Aunque se ha reflejado un aumento en el consumo de agua porque el COVID 19 nos ha encerrado en las casas, lo cierto es que Puerto Rico no tiene la infraestructura necesaria para recoger toda la lluvia que cae de manera eficiente. En 2015, con el paso del huracán María, los embalses recibieron grandes cantidades de sedimento; fango; tierra. Llámelo como quiera. Según declaraciones emitidas por el liderato de esa corporación en 2019, según un modelo matemático del que no se dieron mayores detalles, los embalses perdieron el 10% de su capacidad de almacenaje de agua. El problema es que ya antes del huracán, expertos habían anticipado que los embalses habían perdido consistentemente su capacidad de almacenaje.

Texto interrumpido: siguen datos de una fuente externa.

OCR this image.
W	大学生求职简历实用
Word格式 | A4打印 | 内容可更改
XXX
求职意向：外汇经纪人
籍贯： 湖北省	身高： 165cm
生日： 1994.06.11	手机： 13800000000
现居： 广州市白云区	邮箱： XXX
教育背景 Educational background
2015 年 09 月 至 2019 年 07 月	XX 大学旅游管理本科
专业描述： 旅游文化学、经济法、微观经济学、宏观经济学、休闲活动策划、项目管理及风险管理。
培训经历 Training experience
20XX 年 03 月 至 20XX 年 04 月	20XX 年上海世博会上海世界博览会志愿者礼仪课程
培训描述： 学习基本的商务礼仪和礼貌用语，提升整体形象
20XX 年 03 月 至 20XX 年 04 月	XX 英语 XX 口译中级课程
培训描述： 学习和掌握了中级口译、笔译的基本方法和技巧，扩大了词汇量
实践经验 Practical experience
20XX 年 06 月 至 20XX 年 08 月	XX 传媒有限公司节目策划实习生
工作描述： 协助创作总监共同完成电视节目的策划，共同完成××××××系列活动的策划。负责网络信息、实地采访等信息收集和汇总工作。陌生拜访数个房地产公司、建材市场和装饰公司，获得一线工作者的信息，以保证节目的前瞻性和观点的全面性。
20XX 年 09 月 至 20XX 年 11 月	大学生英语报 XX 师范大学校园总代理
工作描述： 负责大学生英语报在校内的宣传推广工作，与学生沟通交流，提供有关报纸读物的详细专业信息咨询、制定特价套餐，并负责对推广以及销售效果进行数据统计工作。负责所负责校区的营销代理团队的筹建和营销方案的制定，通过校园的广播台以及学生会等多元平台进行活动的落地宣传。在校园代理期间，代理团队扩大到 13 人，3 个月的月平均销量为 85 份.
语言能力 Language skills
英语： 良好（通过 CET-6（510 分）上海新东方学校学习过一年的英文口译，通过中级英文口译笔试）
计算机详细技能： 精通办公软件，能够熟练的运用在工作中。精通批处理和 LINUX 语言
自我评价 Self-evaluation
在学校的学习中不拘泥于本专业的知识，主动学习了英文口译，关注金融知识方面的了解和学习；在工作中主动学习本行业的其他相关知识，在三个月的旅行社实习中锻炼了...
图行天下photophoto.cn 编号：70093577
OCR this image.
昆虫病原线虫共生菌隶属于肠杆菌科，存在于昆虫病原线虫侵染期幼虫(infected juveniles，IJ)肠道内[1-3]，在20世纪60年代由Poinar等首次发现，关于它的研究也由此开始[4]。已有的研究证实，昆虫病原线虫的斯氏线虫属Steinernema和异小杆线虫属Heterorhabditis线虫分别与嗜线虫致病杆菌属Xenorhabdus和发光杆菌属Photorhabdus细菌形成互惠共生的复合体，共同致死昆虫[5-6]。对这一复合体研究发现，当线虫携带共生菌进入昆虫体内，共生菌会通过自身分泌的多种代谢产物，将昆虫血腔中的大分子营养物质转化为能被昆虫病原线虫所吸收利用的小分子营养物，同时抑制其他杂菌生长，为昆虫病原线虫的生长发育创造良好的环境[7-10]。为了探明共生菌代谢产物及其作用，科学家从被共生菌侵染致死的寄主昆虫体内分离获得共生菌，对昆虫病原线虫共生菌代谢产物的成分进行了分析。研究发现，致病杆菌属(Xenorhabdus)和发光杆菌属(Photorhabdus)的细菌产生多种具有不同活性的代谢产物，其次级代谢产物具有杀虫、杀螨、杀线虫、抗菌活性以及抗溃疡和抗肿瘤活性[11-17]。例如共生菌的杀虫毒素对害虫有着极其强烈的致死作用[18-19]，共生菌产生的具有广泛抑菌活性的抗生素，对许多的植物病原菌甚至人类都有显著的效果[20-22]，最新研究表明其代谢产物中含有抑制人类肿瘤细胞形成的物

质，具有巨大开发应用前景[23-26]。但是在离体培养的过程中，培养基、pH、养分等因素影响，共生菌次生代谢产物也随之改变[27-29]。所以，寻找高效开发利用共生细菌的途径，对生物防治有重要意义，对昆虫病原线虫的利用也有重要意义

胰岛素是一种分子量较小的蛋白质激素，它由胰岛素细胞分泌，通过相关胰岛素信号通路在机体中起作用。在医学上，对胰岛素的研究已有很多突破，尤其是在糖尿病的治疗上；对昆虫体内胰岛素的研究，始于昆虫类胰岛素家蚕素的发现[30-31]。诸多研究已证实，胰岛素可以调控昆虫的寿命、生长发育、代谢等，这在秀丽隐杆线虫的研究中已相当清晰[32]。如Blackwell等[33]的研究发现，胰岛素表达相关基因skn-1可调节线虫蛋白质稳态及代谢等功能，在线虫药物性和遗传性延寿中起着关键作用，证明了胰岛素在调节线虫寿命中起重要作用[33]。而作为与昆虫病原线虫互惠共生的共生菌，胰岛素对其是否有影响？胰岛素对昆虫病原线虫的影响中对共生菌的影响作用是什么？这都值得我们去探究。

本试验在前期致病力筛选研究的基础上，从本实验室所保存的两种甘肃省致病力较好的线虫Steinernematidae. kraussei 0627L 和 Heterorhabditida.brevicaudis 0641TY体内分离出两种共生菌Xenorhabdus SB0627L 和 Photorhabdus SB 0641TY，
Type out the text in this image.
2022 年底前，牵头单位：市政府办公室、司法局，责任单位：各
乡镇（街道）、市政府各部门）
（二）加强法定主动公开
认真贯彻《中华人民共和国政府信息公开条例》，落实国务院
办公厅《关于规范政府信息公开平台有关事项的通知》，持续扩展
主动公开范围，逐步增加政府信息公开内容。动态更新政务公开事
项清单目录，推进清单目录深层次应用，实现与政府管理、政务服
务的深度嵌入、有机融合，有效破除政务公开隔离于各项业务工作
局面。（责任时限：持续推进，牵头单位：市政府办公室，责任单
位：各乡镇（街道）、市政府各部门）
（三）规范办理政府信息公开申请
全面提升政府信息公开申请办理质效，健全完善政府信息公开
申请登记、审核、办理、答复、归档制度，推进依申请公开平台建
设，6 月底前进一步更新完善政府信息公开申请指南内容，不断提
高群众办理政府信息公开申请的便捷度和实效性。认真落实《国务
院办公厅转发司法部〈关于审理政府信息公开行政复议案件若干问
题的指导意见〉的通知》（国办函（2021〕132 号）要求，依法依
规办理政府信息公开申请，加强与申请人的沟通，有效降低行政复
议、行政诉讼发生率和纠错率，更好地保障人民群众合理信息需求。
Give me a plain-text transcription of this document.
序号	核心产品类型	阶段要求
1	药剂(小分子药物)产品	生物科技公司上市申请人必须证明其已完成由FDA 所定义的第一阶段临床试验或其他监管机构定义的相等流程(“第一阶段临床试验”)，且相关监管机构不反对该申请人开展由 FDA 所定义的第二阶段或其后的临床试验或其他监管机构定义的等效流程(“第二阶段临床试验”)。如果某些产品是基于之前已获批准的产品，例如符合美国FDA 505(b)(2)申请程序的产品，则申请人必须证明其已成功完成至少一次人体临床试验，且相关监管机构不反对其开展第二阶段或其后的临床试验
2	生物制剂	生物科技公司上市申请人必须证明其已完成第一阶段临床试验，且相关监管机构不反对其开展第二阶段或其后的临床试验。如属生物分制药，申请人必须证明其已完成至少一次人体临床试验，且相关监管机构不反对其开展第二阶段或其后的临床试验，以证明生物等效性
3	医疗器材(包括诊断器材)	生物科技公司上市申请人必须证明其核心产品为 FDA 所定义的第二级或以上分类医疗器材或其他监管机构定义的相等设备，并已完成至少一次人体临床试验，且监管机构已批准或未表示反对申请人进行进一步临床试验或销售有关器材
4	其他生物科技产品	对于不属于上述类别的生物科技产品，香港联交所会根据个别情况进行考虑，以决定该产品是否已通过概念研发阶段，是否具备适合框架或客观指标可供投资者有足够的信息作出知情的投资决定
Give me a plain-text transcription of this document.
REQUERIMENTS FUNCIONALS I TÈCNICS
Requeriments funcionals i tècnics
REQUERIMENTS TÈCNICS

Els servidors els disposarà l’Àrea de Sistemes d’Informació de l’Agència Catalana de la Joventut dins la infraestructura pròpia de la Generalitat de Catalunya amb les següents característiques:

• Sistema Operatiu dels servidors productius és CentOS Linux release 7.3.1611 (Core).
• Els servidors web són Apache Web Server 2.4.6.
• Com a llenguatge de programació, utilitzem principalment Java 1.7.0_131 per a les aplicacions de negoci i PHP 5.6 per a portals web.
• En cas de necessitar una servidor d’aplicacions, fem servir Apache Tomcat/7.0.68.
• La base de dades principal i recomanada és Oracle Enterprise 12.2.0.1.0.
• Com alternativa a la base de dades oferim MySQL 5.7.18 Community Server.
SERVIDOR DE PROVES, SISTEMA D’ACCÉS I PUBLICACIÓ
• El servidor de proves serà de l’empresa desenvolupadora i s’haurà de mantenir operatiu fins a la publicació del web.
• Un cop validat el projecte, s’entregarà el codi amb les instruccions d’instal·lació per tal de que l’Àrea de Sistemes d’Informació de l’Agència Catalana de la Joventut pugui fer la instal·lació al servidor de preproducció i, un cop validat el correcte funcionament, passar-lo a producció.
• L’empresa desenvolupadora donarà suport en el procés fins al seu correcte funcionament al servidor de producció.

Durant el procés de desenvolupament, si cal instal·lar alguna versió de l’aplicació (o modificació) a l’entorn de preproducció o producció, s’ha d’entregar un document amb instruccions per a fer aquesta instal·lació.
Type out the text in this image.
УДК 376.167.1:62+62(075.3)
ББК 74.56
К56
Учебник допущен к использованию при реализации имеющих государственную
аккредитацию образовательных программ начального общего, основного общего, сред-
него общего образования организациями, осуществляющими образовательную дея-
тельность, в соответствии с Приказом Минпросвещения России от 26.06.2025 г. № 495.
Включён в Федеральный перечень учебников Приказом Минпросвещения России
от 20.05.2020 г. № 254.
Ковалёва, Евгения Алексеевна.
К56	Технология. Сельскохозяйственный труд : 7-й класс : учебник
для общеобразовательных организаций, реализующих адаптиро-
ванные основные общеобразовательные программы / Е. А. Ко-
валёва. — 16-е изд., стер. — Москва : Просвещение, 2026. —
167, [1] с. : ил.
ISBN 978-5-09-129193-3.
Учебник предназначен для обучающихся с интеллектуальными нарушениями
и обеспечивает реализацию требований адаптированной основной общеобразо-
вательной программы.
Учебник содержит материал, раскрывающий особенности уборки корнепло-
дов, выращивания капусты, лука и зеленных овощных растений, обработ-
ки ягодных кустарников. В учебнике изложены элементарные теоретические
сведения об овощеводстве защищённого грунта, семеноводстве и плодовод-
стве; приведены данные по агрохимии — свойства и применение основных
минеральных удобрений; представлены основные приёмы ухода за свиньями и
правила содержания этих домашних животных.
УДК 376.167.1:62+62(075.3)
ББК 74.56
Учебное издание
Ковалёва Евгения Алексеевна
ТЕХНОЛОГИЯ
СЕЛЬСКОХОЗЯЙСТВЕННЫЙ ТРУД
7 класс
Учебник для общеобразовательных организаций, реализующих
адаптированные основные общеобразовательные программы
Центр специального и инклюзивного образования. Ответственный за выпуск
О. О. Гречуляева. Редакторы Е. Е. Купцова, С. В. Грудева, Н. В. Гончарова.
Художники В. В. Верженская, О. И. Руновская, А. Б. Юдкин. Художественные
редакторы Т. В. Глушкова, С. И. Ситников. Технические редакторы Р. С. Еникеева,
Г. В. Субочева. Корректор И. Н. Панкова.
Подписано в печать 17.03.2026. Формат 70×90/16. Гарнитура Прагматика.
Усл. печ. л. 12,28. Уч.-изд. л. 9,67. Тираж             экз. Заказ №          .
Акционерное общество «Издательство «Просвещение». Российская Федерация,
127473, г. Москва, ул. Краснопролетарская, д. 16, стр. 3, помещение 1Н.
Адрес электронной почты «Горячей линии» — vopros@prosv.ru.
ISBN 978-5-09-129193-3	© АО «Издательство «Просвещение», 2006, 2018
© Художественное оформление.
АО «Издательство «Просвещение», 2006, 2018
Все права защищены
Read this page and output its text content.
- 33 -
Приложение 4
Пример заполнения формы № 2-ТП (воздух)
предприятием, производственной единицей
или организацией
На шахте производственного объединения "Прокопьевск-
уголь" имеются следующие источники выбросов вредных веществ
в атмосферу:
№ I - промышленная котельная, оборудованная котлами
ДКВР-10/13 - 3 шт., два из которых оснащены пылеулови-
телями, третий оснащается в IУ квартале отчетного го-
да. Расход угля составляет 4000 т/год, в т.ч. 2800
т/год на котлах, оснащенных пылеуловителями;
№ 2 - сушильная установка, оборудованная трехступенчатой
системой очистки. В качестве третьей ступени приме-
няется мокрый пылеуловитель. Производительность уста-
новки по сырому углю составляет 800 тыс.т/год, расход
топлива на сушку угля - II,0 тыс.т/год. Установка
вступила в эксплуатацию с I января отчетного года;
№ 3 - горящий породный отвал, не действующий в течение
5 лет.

El propio exdirector de la EPA ha citado a expertos que aseguran que en embalses como Carraizo, tanto como la mitad del suelo está lleno de tierra. Así que aunque los embalses parecen llenos, realmente están a la mitad (quizá un poco menos, quizá un poco más) de su capacidad. El escenario empeora cuando descubrimos que para saber a ciencia cierta cuál es el estado del suelo de los embalses, la AAA debía hacer un estudio de “batimetría” que nos diría exactamente cuánto de los embalses es agua y cuanto fango. La última de esas batimetrías se habría realizado hace 15 años. Ahora, tras los efectos de María, la AAA ha procurado que FEMA pague al menos parte del dragado que permita limpiar el suelo de los embalses y, con ello, que retomemos la capacidad de poder almacenar el agua que cae. Pero FEMA aun no paga. En gran medida porque la AAA ha tardado en producir los e estudios que permitan probar que los suelos están, efectivamente, sedimentados.
Para que usted tenga una idea, para dragar dos embalses como Carraizo y La Plata el país necesita $600 millones que la AAA no tiene. Cuando se evalúa todo ese cuadro de hechos y descubrimos que, tres años después de María seguimos parados en el mismo “babote”, no se puede evitar la frustración. ¿Es FEMA quien ha tardado o ha sido la AAA la responsable de la lentitud? Sea cual sea el caso, parece correcto concluir que nuestras “sequías” tienen mucho de “auto inducidas”. Tanto que en ocasiones hemos tenido que abrir las compuertas de los embalses para mandar río abajo miles de galones de agua que, de ordinario, no habrían tenido problema de permanecer en los embalses si su lugar no estuviera ocupado por sedimento inservible. Por lo pronto, el dragado sigue en la gaveta del eterno “está en proceso” donde ya ubica la reparación de las casas destrizadas por María, la demolición de estructuras y reconstrucción de hogares destruidos por los terremotos del Sur, el cheque de $1,200 que ya han cobrado hasta en Islas Vírgenes y la Fuente de la Juventud de Ponce de León. La espera continúa.